Reputation: 8690
I'm starting to get into PigLatin and I have a question...
Right now I'm working with the classic example of word counting, where I process several e-books and then I get the list of words and the number of times each word appears.
Using that data as input data for pig, I then sort it by the number of times each word appears and I get the 5 most common words. So far so good, my problem though, is that now I want to get the 5 most common words but that appear different number of times.

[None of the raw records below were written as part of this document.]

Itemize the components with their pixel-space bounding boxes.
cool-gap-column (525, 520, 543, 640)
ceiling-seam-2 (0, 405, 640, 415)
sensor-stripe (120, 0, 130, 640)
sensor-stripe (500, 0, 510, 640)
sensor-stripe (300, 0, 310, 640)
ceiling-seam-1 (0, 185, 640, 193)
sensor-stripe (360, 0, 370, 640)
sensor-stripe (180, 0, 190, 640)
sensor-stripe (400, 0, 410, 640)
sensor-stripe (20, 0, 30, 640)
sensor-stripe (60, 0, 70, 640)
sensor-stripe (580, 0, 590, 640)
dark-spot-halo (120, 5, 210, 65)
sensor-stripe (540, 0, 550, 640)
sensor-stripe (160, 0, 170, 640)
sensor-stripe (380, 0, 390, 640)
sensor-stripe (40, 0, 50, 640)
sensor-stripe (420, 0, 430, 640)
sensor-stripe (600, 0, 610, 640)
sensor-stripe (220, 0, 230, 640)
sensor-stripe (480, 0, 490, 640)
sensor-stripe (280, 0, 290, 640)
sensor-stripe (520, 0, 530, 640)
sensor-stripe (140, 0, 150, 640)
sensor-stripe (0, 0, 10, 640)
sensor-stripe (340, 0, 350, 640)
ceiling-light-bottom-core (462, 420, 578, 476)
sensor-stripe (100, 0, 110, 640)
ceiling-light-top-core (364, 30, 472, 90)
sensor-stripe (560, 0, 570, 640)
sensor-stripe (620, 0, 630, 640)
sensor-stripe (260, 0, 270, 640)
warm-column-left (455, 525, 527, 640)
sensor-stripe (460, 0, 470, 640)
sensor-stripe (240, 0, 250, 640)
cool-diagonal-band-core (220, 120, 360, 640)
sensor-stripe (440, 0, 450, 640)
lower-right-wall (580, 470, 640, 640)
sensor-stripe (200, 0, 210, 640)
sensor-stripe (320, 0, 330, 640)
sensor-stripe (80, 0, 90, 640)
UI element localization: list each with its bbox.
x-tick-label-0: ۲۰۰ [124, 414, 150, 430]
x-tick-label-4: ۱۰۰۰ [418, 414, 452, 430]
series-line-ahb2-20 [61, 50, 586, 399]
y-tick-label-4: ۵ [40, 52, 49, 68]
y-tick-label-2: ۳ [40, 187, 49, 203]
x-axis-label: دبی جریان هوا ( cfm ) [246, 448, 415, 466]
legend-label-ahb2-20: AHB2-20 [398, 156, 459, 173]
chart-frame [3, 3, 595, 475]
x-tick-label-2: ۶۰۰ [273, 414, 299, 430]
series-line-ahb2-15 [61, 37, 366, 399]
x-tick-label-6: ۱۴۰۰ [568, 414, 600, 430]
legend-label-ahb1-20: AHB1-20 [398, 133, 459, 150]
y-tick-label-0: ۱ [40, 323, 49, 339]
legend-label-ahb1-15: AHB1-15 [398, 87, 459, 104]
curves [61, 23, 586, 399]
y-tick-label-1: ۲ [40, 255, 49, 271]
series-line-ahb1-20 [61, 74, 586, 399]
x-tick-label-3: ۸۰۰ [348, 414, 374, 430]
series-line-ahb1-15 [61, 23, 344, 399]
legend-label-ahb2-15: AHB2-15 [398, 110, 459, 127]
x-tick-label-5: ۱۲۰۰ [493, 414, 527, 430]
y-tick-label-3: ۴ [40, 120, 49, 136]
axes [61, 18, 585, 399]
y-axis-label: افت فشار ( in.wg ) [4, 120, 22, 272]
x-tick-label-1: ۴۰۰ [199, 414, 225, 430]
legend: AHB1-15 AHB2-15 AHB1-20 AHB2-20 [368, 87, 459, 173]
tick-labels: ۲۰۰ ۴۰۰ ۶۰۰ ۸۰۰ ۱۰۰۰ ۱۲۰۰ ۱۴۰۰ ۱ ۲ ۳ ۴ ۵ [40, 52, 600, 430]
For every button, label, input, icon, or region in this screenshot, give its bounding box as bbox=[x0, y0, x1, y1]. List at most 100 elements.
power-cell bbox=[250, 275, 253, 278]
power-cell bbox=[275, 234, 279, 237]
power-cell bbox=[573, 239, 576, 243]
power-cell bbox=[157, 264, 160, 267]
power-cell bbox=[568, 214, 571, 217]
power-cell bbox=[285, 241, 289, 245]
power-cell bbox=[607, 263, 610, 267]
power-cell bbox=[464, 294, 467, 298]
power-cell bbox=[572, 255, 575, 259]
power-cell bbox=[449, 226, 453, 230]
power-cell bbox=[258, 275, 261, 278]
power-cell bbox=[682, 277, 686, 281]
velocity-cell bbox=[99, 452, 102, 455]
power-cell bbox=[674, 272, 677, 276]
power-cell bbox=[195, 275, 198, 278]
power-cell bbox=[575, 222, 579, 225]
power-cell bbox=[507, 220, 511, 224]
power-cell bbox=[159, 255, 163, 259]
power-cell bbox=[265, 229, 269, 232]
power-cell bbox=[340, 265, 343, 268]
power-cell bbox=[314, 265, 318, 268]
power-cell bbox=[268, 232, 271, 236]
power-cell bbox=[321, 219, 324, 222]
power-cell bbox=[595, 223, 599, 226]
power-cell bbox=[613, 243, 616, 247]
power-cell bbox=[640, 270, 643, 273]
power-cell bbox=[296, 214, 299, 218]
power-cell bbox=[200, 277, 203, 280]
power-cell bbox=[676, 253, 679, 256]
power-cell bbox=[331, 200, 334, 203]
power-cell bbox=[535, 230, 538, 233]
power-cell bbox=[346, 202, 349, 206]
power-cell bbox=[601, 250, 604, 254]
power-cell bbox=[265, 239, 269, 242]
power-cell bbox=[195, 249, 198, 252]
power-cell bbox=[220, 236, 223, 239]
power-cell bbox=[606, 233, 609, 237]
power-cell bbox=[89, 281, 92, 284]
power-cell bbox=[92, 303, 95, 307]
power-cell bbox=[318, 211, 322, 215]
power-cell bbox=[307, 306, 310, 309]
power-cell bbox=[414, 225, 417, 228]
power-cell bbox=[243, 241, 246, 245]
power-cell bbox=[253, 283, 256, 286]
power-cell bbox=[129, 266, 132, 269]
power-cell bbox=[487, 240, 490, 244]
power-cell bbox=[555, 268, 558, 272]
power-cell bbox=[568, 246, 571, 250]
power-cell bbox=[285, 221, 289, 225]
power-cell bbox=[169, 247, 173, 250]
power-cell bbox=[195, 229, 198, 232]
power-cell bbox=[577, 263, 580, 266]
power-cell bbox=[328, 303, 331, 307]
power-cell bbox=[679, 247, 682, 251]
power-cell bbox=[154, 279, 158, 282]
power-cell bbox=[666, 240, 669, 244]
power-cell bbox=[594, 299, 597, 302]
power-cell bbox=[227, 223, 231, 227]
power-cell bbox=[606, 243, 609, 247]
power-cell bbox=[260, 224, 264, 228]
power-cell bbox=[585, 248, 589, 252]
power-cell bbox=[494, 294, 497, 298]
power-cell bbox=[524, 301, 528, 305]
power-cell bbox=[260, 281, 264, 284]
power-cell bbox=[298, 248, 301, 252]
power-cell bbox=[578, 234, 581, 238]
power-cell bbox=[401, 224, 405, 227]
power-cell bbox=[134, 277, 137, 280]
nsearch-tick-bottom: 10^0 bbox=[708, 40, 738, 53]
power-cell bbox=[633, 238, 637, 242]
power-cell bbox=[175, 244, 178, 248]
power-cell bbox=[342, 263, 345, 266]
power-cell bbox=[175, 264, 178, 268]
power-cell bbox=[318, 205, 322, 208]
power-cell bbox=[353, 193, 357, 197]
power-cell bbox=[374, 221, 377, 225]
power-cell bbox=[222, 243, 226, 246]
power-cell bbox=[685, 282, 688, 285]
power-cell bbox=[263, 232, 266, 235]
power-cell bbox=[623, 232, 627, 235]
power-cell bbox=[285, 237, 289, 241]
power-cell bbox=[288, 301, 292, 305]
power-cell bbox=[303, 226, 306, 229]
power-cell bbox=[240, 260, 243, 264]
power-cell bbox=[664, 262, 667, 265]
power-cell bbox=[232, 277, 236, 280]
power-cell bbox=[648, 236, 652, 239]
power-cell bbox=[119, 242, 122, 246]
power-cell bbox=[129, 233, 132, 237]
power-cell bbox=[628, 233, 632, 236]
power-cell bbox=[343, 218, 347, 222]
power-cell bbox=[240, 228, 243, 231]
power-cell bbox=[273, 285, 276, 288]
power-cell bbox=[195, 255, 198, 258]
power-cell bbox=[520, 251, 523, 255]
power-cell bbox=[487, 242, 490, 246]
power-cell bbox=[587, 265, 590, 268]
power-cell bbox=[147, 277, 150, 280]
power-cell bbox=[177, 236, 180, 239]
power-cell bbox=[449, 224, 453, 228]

Let me explain a bit better:
Imagine this output to the word-count job:
(hey, 1)
(hello, 10)
(my, 2)
(cat, 1)
(eat, 4)
(mom, 10)
(house, 10)
I then do the following on the Grunt shell:
data = load 'file' as (word, freq);
srtd = order data by freq;
lmtd = limit srtd 3;
dump lmtd;
The output I'd get is:
(hello, 10)
(mom, 10)
(house, 10)
But what if I wanted to get this:
(hello, 10)
(eat, 4)
(my, 2)
How would I filter out repeated freq values?
Thanks!
Upvotes: 0
Views: 1207
Reputation: 803
You could write a UDF to do this maybe a little faster MR wise, but you could try one of these.
data = load 'file' as (word, freq); counts = GROUP data BY freq; countsLimited = FOREACH counts { word = TOP(1, 2, data); GENERATE FLATTEN(word); }
or
data = load 'file' as (word, freq); counts = GROUP data BY freq; countsLimited = FOREACH counts { word = LIMIT data 1; GENERATE word; }
Upvotes: 1